Sunday, October 4, 2015

The American Slave Coast: A History of the Slave-Breeding Industry



"The American Slave Coast "offers a provocative vision of US history from earliest colonial times through emancipation that presents even the most familiar events and figures in a revealing new light.
Authors Ned and Constance Sublette tell the brutal story of how the slavery industry made the reproductive labor of the people it referred to as breeding women essential to the young country's expansion. Captive African Americans in the slave nation were not only laborers, but merchandise and collateral all at once. In a land without silver, gold, or trustworthy paper money, their children and their children's children into perpetuity were used as human savings accounts that functioned as the basis of money and credit in a market premised on the continual expansion of slavery. Slaveowners collected interest in the form of newborns, who had a cash value at birth and whose mothers had no legal right to say no to forced mating.

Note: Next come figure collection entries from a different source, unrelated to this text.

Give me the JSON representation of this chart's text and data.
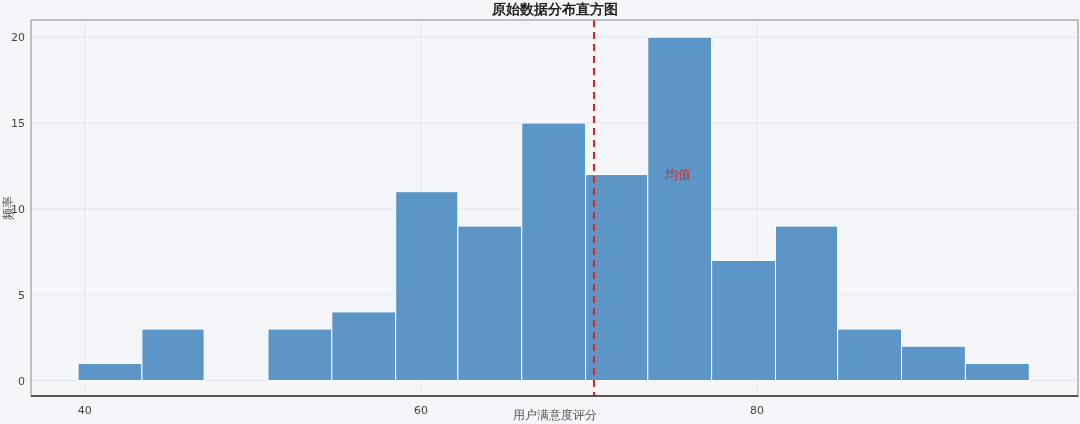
{
  "chart_data": {
    "type": "histogram",
    "title": "原始数据分布直方图",
    "xlabel": "用户满意度评分",
    "ylabel": "频率",
    "bins": [
      39.6,
      43.4,
      47.1,
      50.9,
      54.7,
      58.5,
      62.2,
      66.0,
      69.8,
      73.5,
      77.3,
      81.1,
      84.8,
      88.6,
      92.4,
      96.2
    ],
    "values": [
      1,
      3,
      0,
      3,
      4,
      11,
      9,
      15,
      12,
      20,
      7,
      9,
      3,
      2,
      1
    ],
    "color": "#5b96c6",
    "xlim": [
      36.8,
      99.1
    ],
    "xticks": [
      40,
      60,
      80
    ],
    "ylim": [
      -0.9,
      21
    ],
    "yticks": [
      0,
      5,
      10,
      15,
      20
    ],
    "grid": true,
    "ref_lines": [
      {
        "axis": "x",
        "value": 70.3,
        "label": "均值",
        "color": "#d62728",
        "line_style": "dashed"
      }
    ]
  }
}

This gripping narrative is driven by the power struggle between the elites of Virginia, the slave-raising mother of slavery, and South Carolina, the massive importer of Africans a conflict that was central to American politics from the making of the Constitution through the debacle of the Confederacy.
Virginia slaveowners won a major victory when Thomas Jefferson's 1808 prohibition of the African slave trade protected the domestic slave markets for slave-breeding. The interstate slave trade exploded in Mississippi during the presidency of Andrew Jackson, drove the US expansion into Texas, and powered attempts to take over Cuba and other parts of Latin America, until a disaffected South Carolina spearheaded the drive to secession and war, forcing the Virginians to secede or lose their slave-breeding industry.
Filled with surprising facts, fascinating incidents, and startling portraits of the people who made, endured, and resisted the slave-breeding industry, "The American Slave Coast "culminates in the revolutionary Emancipation Proclamation, which at last decommissioned the capitalized womb and armed the African Americans to fight for their freedom.